ARK Investment Management and 21Shares have revised their proposed Ethereum exchange-traded fund (ETF) to exclude the staking component, which would have allowed investors to earn rewards for holding the underlying asset.

Reason for Removal:

The decision to remove staking comes amid regulatory uncertainty surrounding the classification of staking rewards under the U.S. Securities and Exchange Commission (SEC) guidelines. The SEC has not provided clear guidance on whether staking constitutes a security, which could have exposed the ETF to legal challenges.

Impact on ETF Structure:

The removal of staking implies that the proposed ETF will now be a physically-backed ETF, meaning that it will hold Ethereum directly. Consequently, investors will not receive staking rewards, but they will still benefit from any potential price appreciation of Ethereum.

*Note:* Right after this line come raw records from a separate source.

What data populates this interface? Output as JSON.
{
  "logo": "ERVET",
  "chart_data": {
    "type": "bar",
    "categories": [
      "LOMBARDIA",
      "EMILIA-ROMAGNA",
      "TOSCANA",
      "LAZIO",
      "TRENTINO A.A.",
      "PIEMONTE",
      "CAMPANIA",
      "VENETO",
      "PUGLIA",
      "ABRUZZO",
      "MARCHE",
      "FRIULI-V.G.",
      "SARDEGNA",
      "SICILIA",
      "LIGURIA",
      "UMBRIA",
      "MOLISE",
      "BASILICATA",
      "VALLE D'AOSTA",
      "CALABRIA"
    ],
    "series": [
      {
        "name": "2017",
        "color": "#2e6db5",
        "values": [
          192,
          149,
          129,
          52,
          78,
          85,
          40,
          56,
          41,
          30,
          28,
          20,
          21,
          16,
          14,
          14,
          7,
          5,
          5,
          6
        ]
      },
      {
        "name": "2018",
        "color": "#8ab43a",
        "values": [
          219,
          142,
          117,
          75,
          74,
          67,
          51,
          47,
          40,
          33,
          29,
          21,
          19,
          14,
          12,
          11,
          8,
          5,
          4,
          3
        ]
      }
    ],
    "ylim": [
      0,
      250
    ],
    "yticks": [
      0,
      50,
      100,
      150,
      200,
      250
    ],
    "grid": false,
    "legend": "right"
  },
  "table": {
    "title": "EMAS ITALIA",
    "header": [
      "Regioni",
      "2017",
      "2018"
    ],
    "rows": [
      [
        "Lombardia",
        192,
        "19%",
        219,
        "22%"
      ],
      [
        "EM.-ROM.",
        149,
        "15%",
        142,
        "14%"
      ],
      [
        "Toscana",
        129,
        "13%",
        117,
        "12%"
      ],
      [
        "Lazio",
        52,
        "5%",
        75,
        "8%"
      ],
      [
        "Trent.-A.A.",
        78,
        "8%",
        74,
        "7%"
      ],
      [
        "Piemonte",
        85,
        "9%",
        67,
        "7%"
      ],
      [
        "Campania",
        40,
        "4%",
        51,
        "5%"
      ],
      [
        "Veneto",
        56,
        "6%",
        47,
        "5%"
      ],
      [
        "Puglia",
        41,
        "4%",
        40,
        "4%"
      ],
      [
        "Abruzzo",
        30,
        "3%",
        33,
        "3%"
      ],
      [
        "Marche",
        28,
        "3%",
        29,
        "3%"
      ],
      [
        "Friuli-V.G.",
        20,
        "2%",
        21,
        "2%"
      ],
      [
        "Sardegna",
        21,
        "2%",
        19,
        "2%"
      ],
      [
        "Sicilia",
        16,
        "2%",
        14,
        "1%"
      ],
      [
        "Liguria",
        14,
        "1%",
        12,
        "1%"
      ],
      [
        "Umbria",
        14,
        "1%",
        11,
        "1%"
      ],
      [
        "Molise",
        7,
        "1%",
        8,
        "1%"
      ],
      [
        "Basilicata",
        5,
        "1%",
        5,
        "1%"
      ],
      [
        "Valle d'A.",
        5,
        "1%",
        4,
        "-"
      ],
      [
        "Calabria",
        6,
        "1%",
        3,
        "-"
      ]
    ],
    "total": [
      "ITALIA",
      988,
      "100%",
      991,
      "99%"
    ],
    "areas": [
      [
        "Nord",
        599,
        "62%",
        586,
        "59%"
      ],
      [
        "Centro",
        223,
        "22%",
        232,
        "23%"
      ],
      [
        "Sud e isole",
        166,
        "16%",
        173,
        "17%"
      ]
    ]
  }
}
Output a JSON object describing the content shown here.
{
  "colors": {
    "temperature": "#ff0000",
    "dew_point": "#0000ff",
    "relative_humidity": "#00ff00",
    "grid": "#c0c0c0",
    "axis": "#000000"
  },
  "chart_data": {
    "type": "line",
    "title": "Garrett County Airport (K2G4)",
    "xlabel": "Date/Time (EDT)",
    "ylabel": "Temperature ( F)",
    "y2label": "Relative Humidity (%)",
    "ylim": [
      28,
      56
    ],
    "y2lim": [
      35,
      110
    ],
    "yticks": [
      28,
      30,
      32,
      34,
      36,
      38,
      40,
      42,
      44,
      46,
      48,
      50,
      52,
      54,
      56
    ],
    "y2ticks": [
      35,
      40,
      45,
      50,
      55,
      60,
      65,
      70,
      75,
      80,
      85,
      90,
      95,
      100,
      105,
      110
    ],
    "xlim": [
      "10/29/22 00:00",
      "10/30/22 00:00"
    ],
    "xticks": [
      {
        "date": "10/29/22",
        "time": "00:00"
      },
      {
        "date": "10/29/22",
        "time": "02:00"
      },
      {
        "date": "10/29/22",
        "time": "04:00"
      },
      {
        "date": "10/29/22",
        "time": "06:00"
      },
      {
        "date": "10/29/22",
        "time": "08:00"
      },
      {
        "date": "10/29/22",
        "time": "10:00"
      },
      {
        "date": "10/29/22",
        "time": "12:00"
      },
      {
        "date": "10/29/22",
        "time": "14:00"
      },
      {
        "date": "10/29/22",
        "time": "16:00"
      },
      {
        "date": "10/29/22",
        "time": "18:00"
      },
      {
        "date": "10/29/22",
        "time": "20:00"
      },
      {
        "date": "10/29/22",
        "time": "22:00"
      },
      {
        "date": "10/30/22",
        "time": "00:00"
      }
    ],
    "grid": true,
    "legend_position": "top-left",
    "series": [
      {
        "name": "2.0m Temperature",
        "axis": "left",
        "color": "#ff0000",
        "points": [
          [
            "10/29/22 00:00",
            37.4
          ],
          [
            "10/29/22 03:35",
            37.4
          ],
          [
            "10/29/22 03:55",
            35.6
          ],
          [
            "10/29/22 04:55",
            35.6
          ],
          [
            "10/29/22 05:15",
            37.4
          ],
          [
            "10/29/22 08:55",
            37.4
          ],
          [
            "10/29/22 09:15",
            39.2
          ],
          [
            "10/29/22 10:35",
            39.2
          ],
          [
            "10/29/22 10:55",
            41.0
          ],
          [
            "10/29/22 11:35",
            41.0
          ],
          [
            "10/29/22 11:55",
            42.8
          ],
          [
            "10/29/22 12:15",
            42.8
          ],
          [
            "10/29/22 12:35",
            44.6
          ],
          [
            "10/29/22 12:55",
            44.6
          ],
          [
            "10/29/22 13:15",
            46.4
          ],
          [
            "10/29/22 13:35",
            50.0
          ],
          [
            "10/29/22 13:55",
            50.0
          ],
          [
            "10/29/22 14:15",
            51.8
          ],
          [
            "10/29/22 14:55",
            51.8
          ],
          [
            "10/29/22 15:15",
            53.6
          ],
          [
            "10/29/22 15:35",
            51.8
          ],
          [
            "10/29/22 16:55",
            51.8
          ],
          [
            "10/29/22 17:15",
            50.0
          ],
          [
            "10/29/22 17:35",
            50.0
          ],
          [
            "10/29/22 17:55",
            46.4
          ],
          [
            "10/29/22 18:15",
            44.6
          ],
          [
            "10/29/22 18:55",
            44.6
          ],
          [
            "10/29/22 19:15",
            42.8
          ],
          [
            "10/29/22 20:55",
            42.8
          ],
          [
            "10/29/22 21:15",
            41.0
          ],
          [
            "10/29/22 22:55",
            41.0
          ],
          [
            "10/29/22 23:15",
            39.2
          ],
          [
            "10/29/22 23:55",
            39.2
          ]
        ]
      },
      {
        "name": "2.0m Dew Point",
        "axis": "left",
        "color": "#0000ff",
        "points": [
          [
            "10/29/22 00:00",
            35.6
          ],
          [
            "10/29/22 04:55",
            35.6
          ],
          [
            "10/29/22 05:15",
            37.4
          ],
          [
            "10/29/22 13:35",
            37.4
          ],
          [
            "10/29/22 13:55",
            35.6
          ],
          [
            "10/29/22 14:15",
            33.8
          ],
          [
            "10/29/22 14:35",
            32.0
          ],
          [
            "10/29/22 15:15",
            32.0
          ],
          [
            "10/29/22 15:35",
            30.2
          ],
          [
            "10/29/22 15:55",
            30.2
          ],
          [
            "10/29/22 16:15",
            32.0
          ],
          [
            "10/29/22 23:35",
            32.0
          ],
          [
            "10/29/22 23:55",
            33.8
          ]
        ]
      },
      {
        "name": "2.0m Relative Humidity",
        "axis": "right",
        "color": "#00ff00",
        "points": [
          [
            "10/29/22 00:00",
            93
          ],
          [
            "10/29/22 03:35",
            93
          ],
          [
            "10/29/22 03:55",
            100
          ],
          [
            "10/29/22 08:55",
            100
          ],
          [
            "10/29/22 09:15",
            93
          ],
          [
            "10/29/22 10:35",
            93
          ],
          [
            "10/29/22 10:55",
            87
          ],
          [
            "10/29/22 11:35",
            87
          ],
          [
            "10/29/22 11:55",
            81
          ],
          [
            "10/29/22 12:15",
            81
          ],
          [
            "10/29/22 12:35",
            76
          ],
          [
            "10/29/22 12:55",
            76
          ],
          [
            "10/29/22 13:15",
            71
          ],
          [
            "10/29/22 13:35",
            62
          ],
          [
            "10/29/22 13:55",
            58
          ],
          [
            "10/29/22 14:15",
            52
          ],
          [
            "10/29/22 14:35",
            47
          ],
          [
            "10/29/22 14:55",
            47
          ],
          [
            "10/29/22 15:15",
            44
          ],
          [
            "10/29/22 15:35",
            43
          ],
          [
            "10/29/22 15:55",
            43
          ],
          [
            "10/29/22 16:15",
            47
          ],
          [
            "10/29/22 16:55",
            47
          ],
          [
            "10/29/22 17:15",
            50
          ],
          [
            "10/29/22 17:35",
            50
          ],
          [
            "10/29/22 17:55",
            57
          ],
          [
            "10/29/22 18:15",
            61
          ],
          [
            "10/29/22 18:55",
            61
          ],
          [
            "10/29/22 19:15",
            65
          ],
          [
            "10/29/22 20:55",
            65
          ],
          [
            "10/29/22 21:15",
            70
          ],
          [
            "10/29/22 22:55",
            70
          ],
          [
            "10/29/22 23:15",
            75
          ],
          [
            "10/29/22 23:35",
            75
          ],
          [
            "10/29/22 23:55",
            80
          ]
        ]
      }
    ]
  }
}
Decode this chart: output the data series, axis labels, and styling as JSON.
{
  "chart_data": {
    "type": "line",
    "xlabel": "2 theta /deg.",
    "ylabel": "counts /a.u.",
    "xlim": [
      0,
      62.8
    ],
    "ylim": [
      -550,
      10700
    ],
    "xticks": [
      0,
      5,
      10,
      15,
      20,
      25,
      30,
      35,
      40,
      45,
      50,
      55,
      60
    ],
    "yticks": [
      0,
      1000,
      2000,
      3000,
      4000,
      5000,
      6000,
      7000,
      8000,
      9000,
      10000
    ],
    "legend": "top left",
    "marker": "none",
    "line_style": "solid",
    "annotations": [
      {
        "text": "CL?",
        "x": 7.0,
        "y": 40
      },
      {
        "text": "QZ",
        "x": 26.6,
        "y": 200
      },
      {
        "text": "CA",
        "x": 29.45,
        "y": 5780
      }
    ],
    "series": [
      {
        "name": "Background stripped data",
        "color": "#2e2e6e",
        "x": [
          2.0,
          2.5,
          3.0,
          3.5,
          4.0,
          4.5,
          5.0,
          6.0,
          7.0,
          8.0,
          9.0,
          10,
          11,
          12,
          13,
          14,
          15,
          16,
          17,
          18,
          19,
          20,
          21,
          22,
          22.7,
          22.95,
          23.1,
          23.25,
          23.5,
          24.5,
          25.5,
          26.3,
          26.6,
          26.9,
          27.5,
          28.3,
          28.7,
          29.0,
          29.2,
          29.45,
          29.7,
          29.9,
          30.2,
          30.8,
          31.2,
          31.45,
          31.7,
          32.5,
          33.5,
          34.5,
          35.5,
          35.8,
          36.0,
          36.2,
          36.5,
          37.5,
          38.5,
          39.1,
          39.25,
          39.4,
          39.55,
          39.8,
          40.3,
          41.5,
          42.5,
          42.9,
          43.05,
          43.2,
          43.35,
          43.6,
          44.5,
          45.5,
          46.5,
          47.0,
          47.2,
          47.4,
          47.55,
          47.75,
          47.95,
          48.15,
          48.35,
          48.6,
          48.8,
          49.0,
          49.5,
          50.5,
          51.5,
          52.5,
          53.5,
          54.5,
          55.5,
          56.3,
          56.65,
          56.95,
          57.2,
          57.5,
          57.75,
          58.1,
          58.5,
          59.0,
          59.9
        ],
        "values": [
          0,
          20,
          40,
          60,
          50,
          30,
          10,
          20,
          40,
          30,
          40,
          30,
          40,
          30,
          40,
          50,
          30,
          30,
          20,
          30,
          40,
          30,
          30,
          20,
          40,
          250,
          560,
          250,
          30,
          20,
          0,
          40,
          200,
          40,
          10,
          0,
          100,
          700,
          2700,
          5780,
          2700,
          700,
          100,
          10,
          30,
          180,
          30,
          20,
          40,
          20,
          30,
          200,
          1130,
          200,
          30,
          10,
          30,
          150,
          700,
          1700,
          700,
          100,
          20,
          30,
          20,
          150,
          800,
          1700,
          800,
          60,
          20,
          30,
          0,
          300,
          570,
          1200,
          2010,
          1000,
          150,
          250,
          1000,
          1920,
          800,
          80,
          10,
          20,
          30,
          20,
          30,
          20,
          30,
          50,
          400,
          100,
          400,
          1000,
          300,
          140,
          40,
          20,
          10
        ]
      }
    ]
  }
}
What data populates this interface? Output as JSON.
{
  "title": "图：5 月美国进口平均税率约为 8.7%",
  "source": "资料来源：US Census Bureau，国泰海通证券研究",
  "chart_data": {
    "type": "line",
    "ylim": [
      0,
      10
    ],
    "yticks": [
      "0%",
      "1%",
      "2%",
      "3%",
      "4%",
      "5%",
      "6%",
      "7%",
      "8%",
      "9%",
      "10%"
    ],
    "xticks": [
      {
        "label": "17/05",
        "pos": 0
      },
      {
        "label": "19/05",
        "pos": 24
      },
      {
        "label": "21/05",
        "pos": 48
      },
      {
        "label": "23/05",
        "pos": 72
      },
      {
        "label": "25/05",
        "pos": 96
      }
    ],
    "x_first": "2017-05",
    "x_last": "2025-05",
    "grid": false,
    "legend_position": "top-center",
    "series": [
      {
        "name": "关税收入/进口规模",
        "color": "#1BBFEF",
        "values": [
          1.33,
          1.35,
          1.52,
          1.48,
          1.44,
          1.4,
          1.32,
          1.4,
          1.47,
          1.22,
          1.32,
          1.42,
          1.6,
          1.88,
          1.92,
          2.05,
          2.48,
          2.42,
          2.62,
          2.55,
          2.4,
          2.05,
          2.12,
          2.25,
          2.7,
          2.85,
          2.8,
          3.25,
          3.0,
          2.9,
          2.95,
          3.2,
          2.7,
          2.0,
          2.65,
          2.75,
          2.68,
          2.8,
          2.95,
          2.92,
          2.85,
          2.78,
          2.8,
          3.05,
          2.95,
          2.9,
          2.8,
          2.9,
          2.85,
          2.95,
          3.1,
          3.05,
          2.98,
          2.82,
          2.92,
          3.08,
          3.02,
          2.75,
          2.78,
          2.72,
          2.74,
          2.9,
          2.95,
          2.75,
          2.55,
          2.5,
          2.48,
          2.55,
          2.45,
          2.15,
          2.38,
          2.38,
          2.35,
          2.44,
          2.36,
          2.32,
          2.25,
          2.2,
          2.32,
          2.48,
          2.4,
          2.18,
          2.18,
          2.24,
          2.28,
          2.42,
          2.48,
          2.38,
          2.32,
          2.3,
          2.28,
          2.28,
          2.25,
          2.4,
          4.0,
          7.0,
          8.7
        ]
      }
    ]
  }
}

Dynamics between Crypto and Stock Markets:

The proposed Ethereum ETF is part of a growing trend of financial instruments that bridge the gap between traditional stock markets and the cryptocurrency sector. While cryptocurrencies like Ethereum have been gaining mainstream recognition, their regulatory landscape remains uncertain, influencing the development of these products.

Market Response:

The revision of the proposed ETF has been met with mixed reactions. Some analysts believe that the removal of staking may reduce the appeal of the ETF for investors seeking yield. However, others argue that the focus on physical Ethereum holdings provides a more straightforward investment proposition.


The revised Ethereum ETF proposal serves as a reminder of the ongoing interplay between financial markets and the evolving regulatory landscape for cryptocurrencies. As the regulatory environment becomes clearer, we can expect to see more sophisticated financial products that bridge the gap between these two worlds.